Make your PFD policy known to all, in the SIs, and at competitors’, RC, coaches’ and safety-boat meetings. US Sailing recommends that competitors are required to wear PFDs on the water, as are coaches; all other on-water support people, including boat drivers, parents, are strongly encouraged to wear PFDs.

Lightning deserves mention at your Competitors’ Meeting (if there’s even a remote chance of a storm): Suggest what competitors can do if lightning appears while boats are on the water, e.g., capsize and sit on upturned hull awaiting instructions/assistance.

US Sailing recommends a ratio of one safety boat to every eight (8) boats racing.

Safety boats should be softsided vessels, capable of coming up next to a small boat. Ideally, there should be two people on each boat, or at least one person capable of lifting an adult out of the water and with knowledge of how to right dinghies. Assign safety boats to specific locations on the race course or in the sailing area, to assure proper coverage of the area.

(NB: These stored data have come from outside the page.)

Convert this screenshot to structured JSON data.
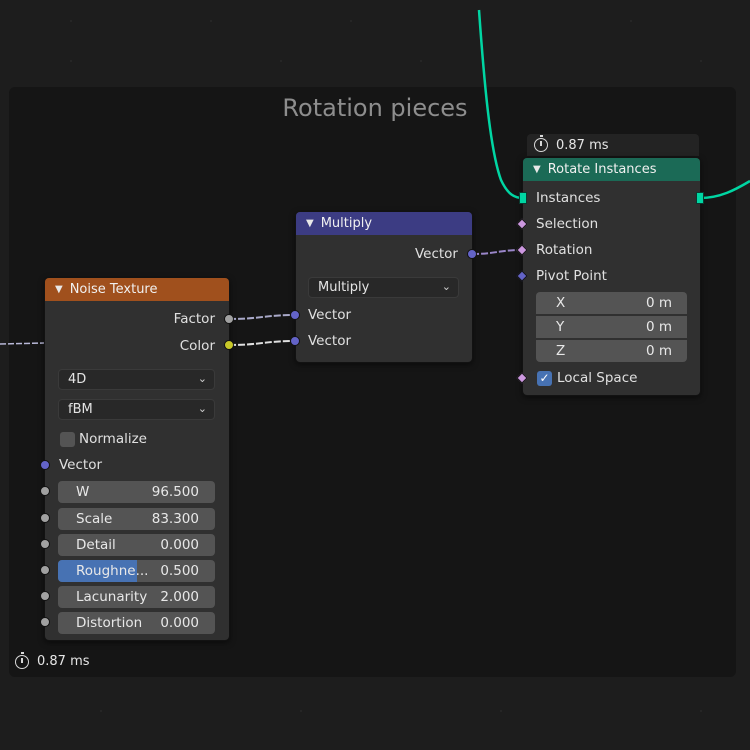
{
  "frame": {
    "title": "Rotation pieces"
  },
  "timings": {
    "frame_timing": "0.87 ms",
    "rotate_timing": "0.87 ms"
  },
  "colors": {
    "noise_header": "#a0501d",
    "multiply_header": "#3c3c83",
    "rotate_header": "#1b6a56",
    "geometry_wire": "#00d6a3",
    "vector_socket": "#6363c7",
    "float_socket": "#a1a1a1",
    "color_socket": "#c7c729",
    "rotation_socket": "#cd98e0",
    "accent_blue": "#4772b3"
  },
  "noise_texture": {
    "title": "Noise Texture",
    "outputs": {
      "factor": "Factor",
      "color": "Color"
    },
    "dimensions": "4D",
    "type": "fBM",
    "normalize_label": "Normalize",
    "normalize_checked": false,
    "vector_label": "Vector",
    "fields": [
      {
        "label": "W",
        "value": "96.500"
      },
      {
        "label": "Scale",
        "value": "83.300"
      },
      {
        "label": "Detail",
        "value": "0.000"
      },
      {
        "label": "Roughne...",
        "value": "0.500",
        "fill": 0.5
      },
      {
        "label": "Lacunarity",
        "value": "2.000"
      },
      {
        "label": "Distortion",
        "value": "0.000"
      }
    ]
  },
  "multiply": {
    "title": "Multiply",
    "output": "Vector",
    "operation": "Multiply",
    "inputs": [
      "Vector",
      "Vector"
    ]
  },
  "rotate_instances": {
    "title": "Rotate Instances",
    "inputs": {
      "instances": "Instances",
      "selection": "Selection",
      "rotation": "Rotation",
      "pivot_point": "Pivot Point"
    },
    "pivot": [
      {
        "label": "X",
        "value": "0 m"
      },
      {
        "label": "Y",
        "value": "0 m"
      },
      {
        "label": "Z",
        "value": "0 m"
      }
    ],
    "local_space_label": "Local Space",
    "local_space_checked": true
  }
}
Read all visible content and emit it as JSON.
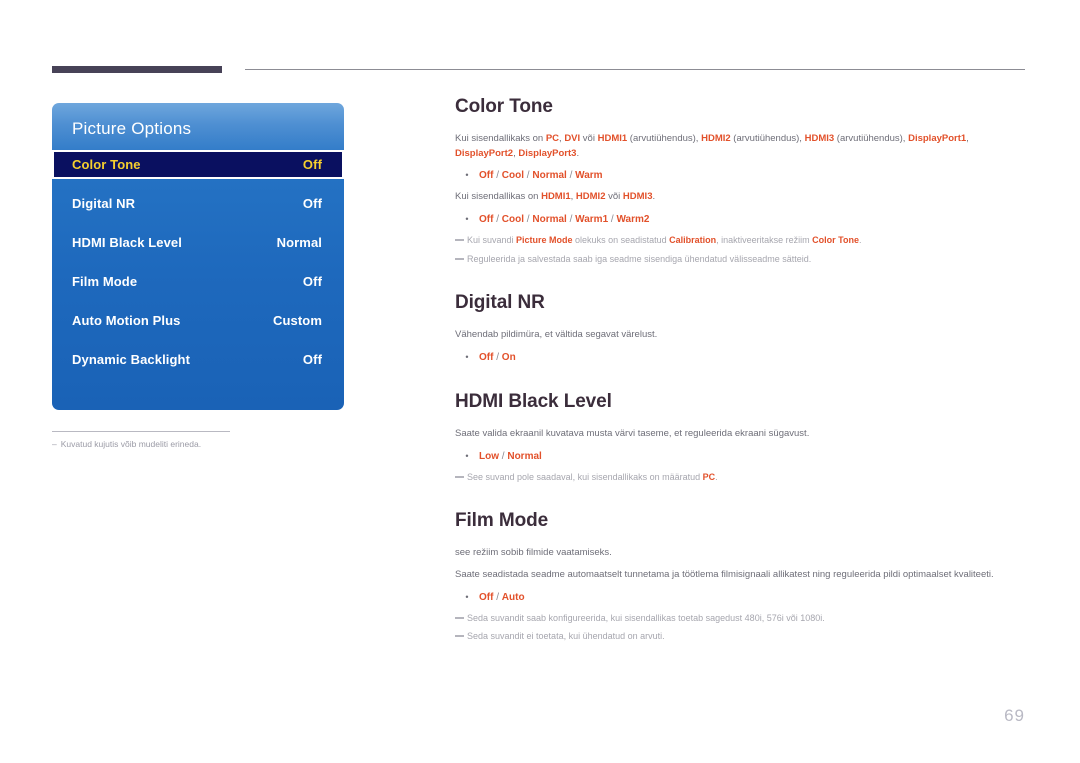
{
  "page": {
    "number": "69"
  },
  "osd": {
    "title": "Picture Options",
    "rows": [
      {
        "label": "Color Tone",
        "value": "Off",
        "selected": true
      },
      {
        "label": "Digital NR",
        "value": "Off",
        "selected": false
      },
      {
        "label": "HDMI Black Level",
        "value": "Normal",
        "selected": false
      },
      {
        "label": "Film Mode",
        "value": "Off",
        "selected": false
      },
      {
        "label": "Auto Motion Plus",
        "value": "Custom",
        "selected": false
      },
      {
        "label": "Dynamic Backlight",
        "value": "Off",
        "selected": false
      }
    ],
    "note_dash": "–",
    "note": "Kuvatud kujutis võib mudeliti erineda."
  },
  "sections": {
    "color_tone": {
      "title": "Color Tone",
      "para1_a": "Kui sisendallikaks on ",
      "para1_pc": "PC",
      "para1_b": ", ",
      "para1_dvi": "DVI",
      "para1_c": " või ",
      "para1_hdmi1": "HDMI1",
      "para1_d": " (arvutiühendus), ",
      "para1_hdmi2": "HDMI2",
      "para1_e": " (arvutiühendus), ",
      "para1_hdmi3": "HDMI3",
      "para1_f": " (arvutiühendus), ",
      "para1_dp1": "DisplayPort1",
      "para1_g": ", ",
      "para1_dp2": "DisplayPort2",
      "para1_h": ", ",
      "para1_dp3": "DisplayPort3",
      "para1_i": ".",
      "bullet1": "Off / Cool / Normal / Warm",
      "para2_a": "Kui sisendallikas on ",
      "para2_hdmi1": "HDMI1",
      "para2_b": ", ",
      "para2_hdmi2": "HDMI2",
      "para2_c": " või ",
      "para2_hdmi3": "HDMI3",
      "para2_d": ".",
      "bullet2": "Off / Cool / Normal / Warm1 / Warm2",
      "note1_a": "Kui suvandi ",
      "note1_picture_mode": "Picture Mode",
      "note1_b": " olekuks on seadistatud ",
      "note1_calibration": "Calibration",
      "note1_c": ", inaktiveeritakse režiim ",
      "note1_color_tone": "Color Tone",
      "note1_d": ".",
      "note2": "Reguleerida ja salvestada saab iga seadme sisendiga ühendatud välisseadme sätteid."
    },
    "digital_nr": {
      "title": "Digital NR",
      "para1": "Vähendab pildimüra, et vältida segavat värelust.",
      "bullet1": "Off / On"
    },
    "hdmi_black_level": {
      "title": "HDMI Black Level",
      "para1": "Saate valida ekraanil kuvatava musta värvi taseme, et reguleerida ekraani sügavust.",
      "bullet1": "Low / Normal",
      "note1_a": "See suvand pole saadaval, kui sisendallikaks on määratud ",
      "note1_pc": "PC",
      "note1_b": "."
    },
    "film_mode": {
      "title": "Film Mode",
      "para1": "see režiim sobib filmide vaatamiseks.",
      "para2": "Saate seadistada seadme automaatselt tunnetama ja töötlema filmisignaali allikatest ning reguleerida pildi optimaalset kvaliteeti.",
      "bullet1": "Off / Auto",
      "note1": "Seda suvandit saab konfigureerida, kui sisendallikas toetab sagedust 480i, 576i või 1080i.",
      "note2": "Seda suvandit ei toetata, kui ühendatud on arvuti."
    }
  },
  "colors": {
    "accent_orange": "#e2512b",
    "heading": "#3b2d3b",
    "osd_blue": "#1e69bd",
    "osd_selected_bg": "#0a1060",
    "osd_selected_text": "#f6cf2e",
    "body_text": "#6e6e78",
    "note_text": "#a6a6ae"
  }
}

One safety boat has emergency first-aid supplies. One has tools and a limited number of boat parts, tape, etc. to deal with breakdowns. Many have water. All have radios AND rigging cutters.

 

US Sailing has developed a number of waivers for use at its regattas.  These are provided for guidance only.  Individual state requirements vary and it is an organization’s responsibility to ensure they meet state and local laws.